A Conservative Finite Difference Scheme for Poisson-Nernst-Planck Equations

TL;DR

This paper introduces a second-order accurate finite difference scheme for solving Poisson-Nernst-Planck equations, emphasizing physical property preservation like ion conservation and energy dissipation, crucial for long-term simulations.

Contribution

The paper develops a finite difference method that preserves key physical properties of PNP equations and demonstrates its effectiveness with realistic ion channel parameters.

Findings

Method achieves second-order accuracy in space and time.

Conservation of total ions is maintained exactly in the numerical scheme.
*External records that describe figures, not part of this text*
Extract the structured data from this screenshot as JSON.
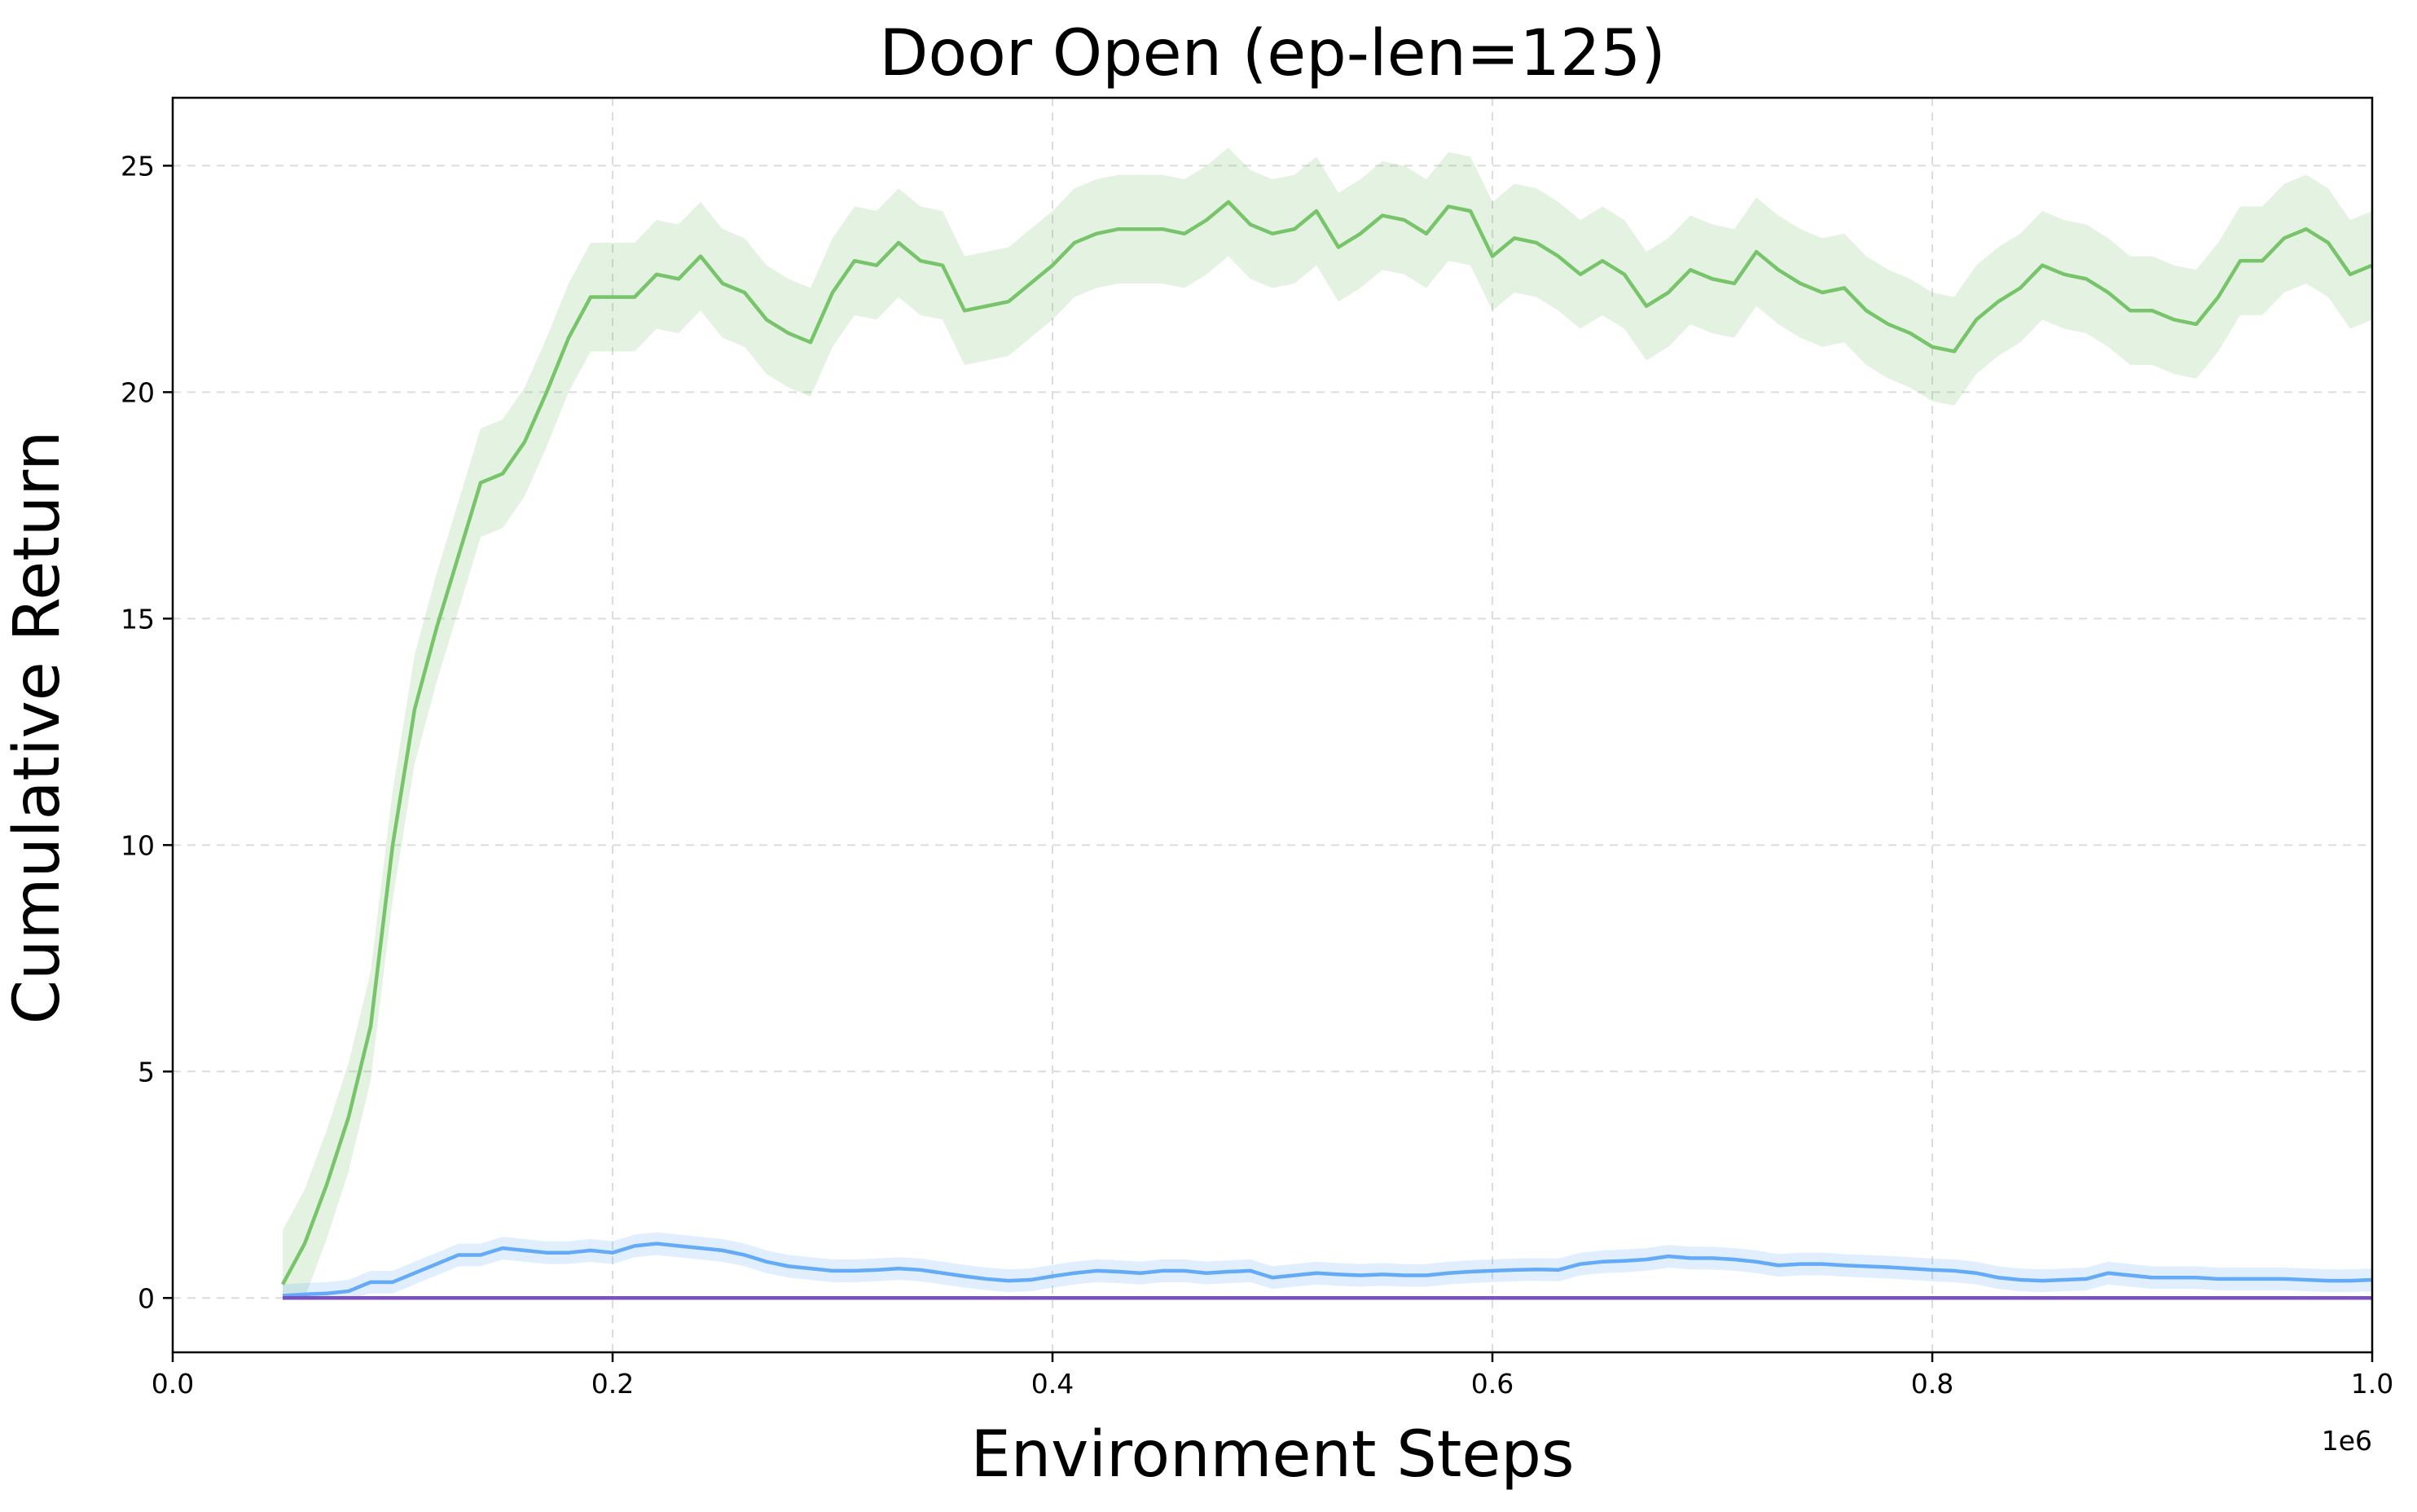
{
  "chart_data": {
    "type": "line",
    "title": "Door Open (ep-len=125)",
    "xlabel": "Environment Steps",
    "ylabel": "Cumulative Return",
    "x_offset_label": "1e6",
    "xlim": [
      0,
      1.0
    ],
    "ylim": [
      -1.2,
      26.5
    ],
    "x_ticks": [
      0.0,
      0.2,
      0.4,
      0.6,
      0.8,
      1.0
    ],
    "x_tick_labels": [
      "0.0",
      "0.2",
      "0.4",
      "0.6",
      "0.8",
      "1.0"
    ],
    "y_ticks": [
      0,
      5,
      10,
      15,
      20,
      25
    ],
    "y_tick_labels": [
      "0",
      "5",
      "10",
      "15",
      "20",
      "25"
    ],
    "grid": true,
    "grid_style": "dashed",
    "x": [
      0.05,
      0.06,
      0.07,
      0.08,
      0.09,
      0.1,
      0.11,
      0.12,
      0.13,
      0.14,
      0.15,
      0.16,
      0.17,
      0.18,
      0.19,
      0.2,
      0.21,
      0.22,
      0.23,
      0.24,
      0.25,
      0.26,
      0.27,
      0.28,
      0.29,
      0.3,
      0.31,
      0.32,
      0.33,
      0.34,
      0.35,
      0.36,
      0.37,
      0.38,
      0.39,
      0.4,
      0.41,
      0.42,
      0.43,
      0.44,
      0.45,
      0.46,
      0.47,
      0.48,
      0.49,
      0.5,
      0.51,
      0.52,
      0.53,
      0.54,
      0.55,
      0.56,
      0.57,
      0.58,
      0.59,
      0.6,
      0.61,
      0.62,
      0.63,
      0.64,
      0.65,
      0.66,
      0.67,
      0.68,
      0.69,
      0.7,
      0.71,
      0.72,
      0.73,
      0.74,
      0.75,
      0.76,
      0.77,
      0.78,
      0.79,
      0.8,
      0.81,
      0.82,
      0.83,
      0.84,
      0.85,
      0.86,
      0.87,
      0.88,
      0.89,
      0.9,
      0.91,
      0.92,
      0.93,
      0.94,
      0.95,
      0.96,
      0.97,
      0.98,
      0.99,
      1.0
    ],
    "series": [
      {
        "color": "#77c46a",
        "band_color": "#77c46a",
        "values": [
          0.3,
          1.2,
          2.5,
          4.0,
          6.0,
          10.0,
          13.0,
          14.8,
          16.4,
          18.0,
          18.2,
          18.9,
          20.0,
          21.2,
          22.1,
          22.1,
          22.1,
          22.6,
          22.5,
          23.0,
          22.4,
          22.2,
          21.6,
          21.3,
          21.1,
          22.2,
          22.9,
          22.8,
          23.3,
          22.9,
          22.8,
          21.8,
          21.9,
          22.0,
          22.4,
          22.8,
          23.3,
          23.5,
          23.6,
          23.6,
          23.6,
          23.5,
          23.8,
          24.2,
          23.7,
          23.5,
          23.6,
          24.0,
          23.2,
          23.5,
          23.9,
          23.8,
          23.5,
          24.1,
          24.0,
          23.0,
          23.4,
          23.3,
          23.0,
          22.6,
          22.9,
          22.6,
          21.9,
          22.2,
          22.7,
          22.5,
          22.4,
          23.1,
          22.7,
          22.4,
          22.2,
          22.3,
          21.8,
          21.5,
          21.3,
          21.0,
          20.9,
          21.6,
          22.0,
          22.3,
          22.8,
          22.6,
          22.5,
          22.2,
          21.8,
          21.8,
          21.6,
          21.5,
          22.1,
          22.9,
          22.9,
          23.4,
          23.6,
          23.3,
          22.6,
          22.8
        ],
        "band": 1.2
      },
      {
        "color": "#63aaf7",
        "band_color": "#63aaf7",
        "values": [
          0.05,
          0.08,
          0.1,
          0.15,
          0.35,
          0.35,
          0.55,
          0.75,
          0.95,
          0.95,
          1.1,
          1.05,
          1.0,
          1.0,
          1.05,
          1.0,
          1.15,
          1.2,
          1.15,
          1.1,
          1.05,
          0.95,
          0.8,
          0.7,
          0.65,
          0.6,
          0.6,
          0.62,
          0.65,
          0.62,
          0.55,
          0.48,
          0.42,
          0.38,
          0.4,
          0.48,
          0.55,
          0.6,
          0.58,
          0.55,
          0.6,
          0.6,
          0.55,
          0.58,
          0.6,
          0.45,
          0.5,
          0.55,
          0.52,
          0.5,
          0.52,
          0.5,
          0.5,
          0.55,
          0.58,
          0.6,
          0.62,
          0.63,
          0.62,
          0.75,
          0.8,
          0.82,
          0.85,
          0.92,
          0.88,
          0.88,
          0.85,
          0.8,
          0.72,
          0.75,
          0.75,
          0.72,
          0.7,
          0.68,
          0.65,
          0.62,
          0.6,
          0.55,
          0.45,
          0.4,
          0.38,
          0.4,
          0.42,
          0.55,
          0.5,
          0.45,
          0.45,
          0.45,
          0.42,
          0.42,
          0.42,
          0.42,
          0.4,
          0.38,
          0.38,
          0.4
        ],
        "band": 0.25
      },
      {
        "color": "#7c4fc0",
        "values": [
          0,
          0,
          0,
          0,
          0,
          0,
          0,
          0,
          0,
          0,
          0,
          0,
          0,
          0,
          0,
          0,
          0,
          0,
          0,
          0,
          0,
          0,
          0,
          0,
          0,
          0,
          0,
          0,
          0,
          0,
          0,
          0,
          0,
          0,
          0,
          0,
          0,
          0,
          0,
          0,
          0,
          0,
          0,
          0,
          0,
          0,
          0,
          0,
          0,
          0,
          0,
          0,
          0,
          0,
          0,
          0,
          0,
          0,
          0,
          0,
          0,
          0,
          0,
          0,
          0,
          0,
          0,
          0,
          0,
          0,
          0,
          0,
          0,
          0,
          0,
          0,
          0,
          0,
          0,
          0,
          0,
          0,
          0,
          0,
          0,
          0,
          0,
          0,
          0,
          0,
          0,
          0,
          0,
          0,
          0,
          0
        ]
      }
    ]
  }
}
The scheme converges rapidly with a few iterations.

Abstract

A macroscopic model to describe the dynamics of ion transport in ion channels is the Poisson-Nernst-Planck(PNP) equations. In this paper, we develop a finite-difference method for solving PNP equations, which is second-order accurate in both space and time. We use the physical parameters specifically suited toward the modelling of ion channels. We present a simple iterative scheme to solve the system of nonlinear equations resulting from discretizing the equations implicitly in time, which is demonstrated to converge in a few iterations. We place emphasis on ensuring numerical methods to have the same physical properties that the PNP equations themselves also possess, namely conservation of total ions and correct rates of energy dissipation. We describe in detail an approach to derive a finite-difference method that preserves the total concentration of ions exactly in time. Further, we illustrate that, using realistic values of the physical parameters, the conservation property is critical in obtaining correct numerical solutions over long time scales.